Last blast. School was well behaved and completely directed. Grades were not on a curve. We did not do multiple choice tests. The very idea that half of the class got A-s or B-s would have been unheard of in my public schools. You could get spanked at school for misbehaving and your parents approved. You had a widely varied curriculum. You did math long hand. You did tons of memorization. Dates were important in history and there was only one version of it. Spelling always counted so you carried a dictionary to every class. Penmanship was an important class. We played outside from sunup to sundown and after about five years old without direct supervision. We rode our bicycles (sans helmet) all over town. You came when you were called. If the neighbor told you to do something you damned well did it or your mother would know why you were disrespectful to the neighbor. You said yes mam and yes sir. A child did not speak with adults unless they spoke first. You went to church every Sunday. Your yard was immaculate, you were not fat and you ate only three meals a day. And these meals were small by today's standards. A cookie was a "snack" and rare.
So you see Tainari, it was a very different world. I seriously doubt that someone today, going back in time to the fifties, would like it much or be very successful. It was not an ideal time if you were black. If you were Mexican here in the Southwest it was not an issue but go somewhere else and you might not be seated at the restaurant. There was blackface on television and Pancho and the Cisco Kid were nice stereotypes. Blacks did not hold office in any real numbers. Catholics were given side-eye in much of the country. Jews had their own country clubs and did not go to the "white" one. And yes we knew this was not ideal but we were not into ideal. The US was by far and away the richest country in the world. By far. It was the arsenal of democracy, the world's policeman, and the place virtually everyone wanted to live. Everyone. Communism was bad and socialism was the same thing as communism. You could be a communist you just couldn't work or hold office if you were one.

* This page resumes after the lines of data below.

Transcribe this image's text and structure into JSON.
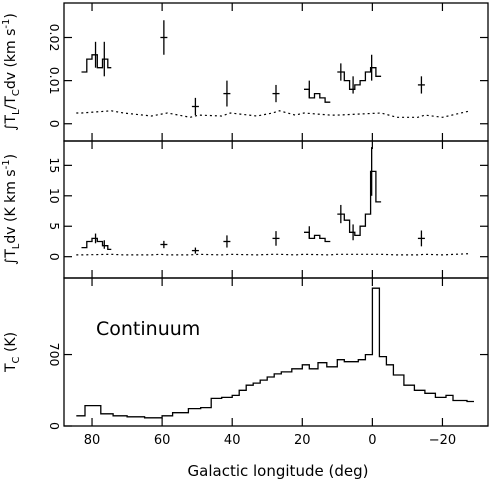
{
  "chart_data": [
    {
      "type": "line",
      "panel": "top",
      "ylabel": "∫T_L/T_C dv (km s⁻¹)",
      "ylabel_parts": [
        "∫T",
        "L",
        "/T",
        "C",
        "dv (km s",
        "-1",
        ")"
      ],
      "ylim": [
        -0.004,
        0.028
      ],
      "yticks": [
        0,
        0.01,
        0.02
      ],
      "ytick_labels": [
        "0",
        "0.01",
        "0.02"
      ],
      "series": [
        {
          "style": "steps-solid",
          "segments": [
            {
              "edges": [
                83,
                81.5,
                80,
                78.5,
                77,
                75.5,
                74.5
              ],
              "values": [
                0.012,
                0.015,
                0.016,
                0.013,
                0.015,
                0.013
              ]
            },
            {
              "edges": [
                60.5,
                58.5
              ],
              "values": [
                0.02
              ]
            },
            {
              "edges": [
                51.5,
                49.5
              ],
              "values": [
                0.004
              ]
            },
            {
              "edges": [
                42.5,
                40.5
              ],
              "values": [
                0.007
              ]
            },
            {
              "edges": [
                28.5,
                26.5
              ],
              "values": [
                0.007
              ]
            },
            {
              "edges": [
                19.5,
                18,
                16.5,
                15,
                13.5,
                12
              ],
              "values": [
                0.008,
                0.006,
                0.007,
                0.006,
                0.005
              ]
            },
            {
              "edges": [
                10,
                8,
                6.5,
                5,
                3.5,
                2,
                0.5,
                -1,
                -2.5
              ],
              "values": [
                0.012,
                0.01,
                0.008,
                0.009,
                0.01,
                0.012,
                0.013,
                0.011
              ]
            },
            {
              "edges": [
                -13,
                -15
              ],
              "values": [
                0.009
              ]
            }
          ]
        },
        {
          "style": "dotted",
          "points": [
            [
              84.5,
              0.0025
            ],
            [
              83,
              0.0025
            ],
            [
              74.5,
              0.003
            ],
            [
              71,
              0.0025
            ],
            [
              63,
              0.0018
            ],
            [
              60.5,
              0.0022
            ],
            [
              58.5,
              0.0025
            ],
            [
              52,
              0.0015
            ],
            [
              49.5,
              0.002
            ],
            [
              43,
              0.0018
            ],
            [
              40.5,
              0.0025
            ],
            [
              33,
              0.0018
            ],
            [
              28.5,
              0.0025
            ],
            [
              26.5,
              0.003
            ],
            [
              22,
              0.002
            ],
            [
              19.5,
              0.0025
            ],
            [
              12,
              0.002
            ],
            [
              10,
              0.002
            ],
            [
              -2.5,
              0.0025
            ],
            [
              -7,
              0.0015
            ],
            [
              -13,
              0.0015
            ],
            [
              -15,
              0.002
            ],
            [
              -20,
              0.0015
            ],
            [
              -28,
              0.003
            ]
          ]
        }
      ],
      "error_bars": [
        [
          79,
          0.016,
          0.003
        ],
        [
          76.5,
          0.015,
          0.004
        ],
        [
          59.5,
          0.02,
          0.004
        ],
        [
          50.5,
          0.004,
          0.002
        ],
        [
          41.5,
          0.007,
          0.003
        ],
        [
          27.5,
          0.007,
          0.002
        ],
        [
          18,
          0.008,
          0.002
        ],
        [
          9,
          0.012,
          0.002
        ],
        [
          5.5,
          0.009,
          0.002
        ],
        [
          0.2,
          0.013,
          0.003
        ],
        [
          -14,
          0.009,
          0.002
        ]
      ]
    },
    {
      "type": "line",
      "panel": "middle",
      "ylabel": "∫T_L dv (K km s⁻¹)",
      "ylabel_parts": [
        "∫T",
        "L",
        "dv (K km s",
        "-1",
        ")"
      ],
      "ylim": [
        -3.5,
        19
      ],
      "yticks": [
        0,
        5,
        10,
        15
      ],
      "ytick_labels": [
        "0",
        "5",
        "10",
        "15"
      ],
      "series": [
        {
          "style": "steps-solid",
          "segments": [
            {
              "edges": [
                83,
                81.5,
                80,
                78.5,
                77,
                75.5,
                74.5
              ],
              "values": [
                1.5,
                2.5,
                3.0,
                2.5,
                1.8,
                1.2
              ]
            },
            {
              "edges": [
                60.5,
                58.5
              ],
              "values": [
                2.0
              ]
            },
            {
              "edges": [
                51.5,
                49.5
              ],
              "values": [
                1.0
              ]
            },
            {
              "edges": [
                42.5,
                40.5
              ],
              "values": [
                2.5
              ]
            },
            {
              "edges": [
                28.5,
                26.5
              ],
              "values": [
                3.0
              ]
            },
            {
              "edges": [
                19.5,
                18,
                16.5,
                15,
                13.5,
                12
              ],
              "values": [
                4.0,
                3.0,
                3.5,
                3.0,
                2.5
              ]
            },
            {
              "edges": [
                10,
                8,
                6.5,
                5,
                3.5,
                2,
                0.5,
                -1,
                -2.5
              ],
              "values": [
                7.0,
                6.0,
                4.0,
                3.5,
                5.0,
                7.0,
                14.0,
                9.0
              ]
            },
            {
              "edges": [
                -13,
                -15
              ],
              "values": [
                3.0
              ]
            }
          ]
        },
        {
          "style": "dotted",
          "points": [
            [
              84.5,
              0.3
            ],
            [
              83,
              0.3
            ],
            [
              74.5,
              0.4
            ],
            [
              71,
              0.3
            ],
            [
              63,
              0.3
            ],
            [
              60.5,
              0.4
            ],
            [
              58.5,
              0.3
            ],
            [
              52,
              0.3
            ],
            [
              49.5,
              0.4
            ],
            [
              43,
              0.3
            ],
            [
              40.5,
              0.4
            ],
            [
              33,
              0.3
            ],
            [
              28.5,
              0.4
            ],
            [
              26.5,
              0.4
            ],
            [
              22,
              0.3
            ],
            [
              19.5,
              0.4
            ],
            [
              12,
              0.3
            ],
            [
              10,
              0.4
            ],
            [
              -2.5,
              0.4
            ],
            [
              -7,
              0.3
            ],
            [
              -13,
              0.3
            ],
            [
              -15,
              0.4
            ],
            [
              -20,
              0.3
            ],
            [
              -28,
              0.5
            ]
          ]
        }
      ],
      "error_bars": [
        [
          79,
          3.0,
          0.8
        ],
        [
          76.5,
          2.0,
          0.7
        ],
        [
          59.5,
          2.0,
          0.6
        ],
        [
          50.5,
          1.0,
          0.5
        ],
        [
          41.5,
          2.5,
          1.0
        ],
        [
          27.5,
          3.0,
          1.2
        ],
        [
          18,
          4.0,
          1.0
        ],
        [
          9,
          7.0,
          1.5
        ],
        [
          5.5,
          4.0,
          1.3
        ],
        [
          0.2,
          14.0,
          4.0
        ],
        [
          -14,
          3.0,
          1.3
        ]
      ]
    },
    {
      "type": "line",
      "panel": "bottom",
      "ylabel": "T_C (K)",
      "ylabel_parts": [
        "T",
        "C",
        " (K)"
      ],
      "annotation": "Continuum",
      "ylim": [
        0,
        1450
      ],
      "yticks": [
        0,
        700
      ],
      "ytick_labels": [
        "0",
        "700"
      ],
      "xlabel": "Galactic longitude (deg)",
      "xlim": [
        88,
        -33
      ],
      "xticks": [
        80,
        60,
        40,
        20,
        0,
        -20
      ],
      "xtick_labels": [
        "80",
        "60",
        "40",
        "20",
        "0",
        "−20"
      ],
      "series": [
        {
          "style": "steps-solid",
          "edges": [
            84.5,
            82,
            77.5,
            74,
            70,
            65,
            60,
            57,
            52.5,
            49,
            46,
            43,
            40,
            38,
            36,
            34,
            32,
            30,
            28,
            26,
            23,
            20,
            18,
            15.5,
            13,
            10,
            8,
            4,
            2,
            0,
            -2,
            -4,
            -6,
            -9,
            -12,
            -15,
            -18,
            -21,
            -23,
            -27,
            -29
          ],
          "values": [
            100,
            200,
            120,
            100,
            90,
            80,
            100,
            130,
            170,
            180,
            270,
            280,
            300,
            350,
            400,
            420,
            450,
            480,
            510,
            530,
            560,
            600,
            560,
            620,
            580,
            650,
            630,
            650,
            700,
            1350,
            680,
            600,
            500,
            400,
            350,
            320,
            280,
            300,
            250,
            240
          ]
        }
      ]
    }
  ]
}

And we knew all of these things for certain. They were facts. They were not questioned within earshot of the overwhelming majority of Americans.
That is a taste of the real 50's. Are we going back? No. You can't put the genie back in the bottle. The internet has changed all of that. But we oldsters here know something that nobody much younger knows. We know what it is like to have privacy. We know what it is like to be alone. We know what it is like to be somewhere where no one knows your whereabouts. What do I want back from the 1950's? I want two things. I want civility and even more I want privacy. And there is not the slightest chance I will every have either.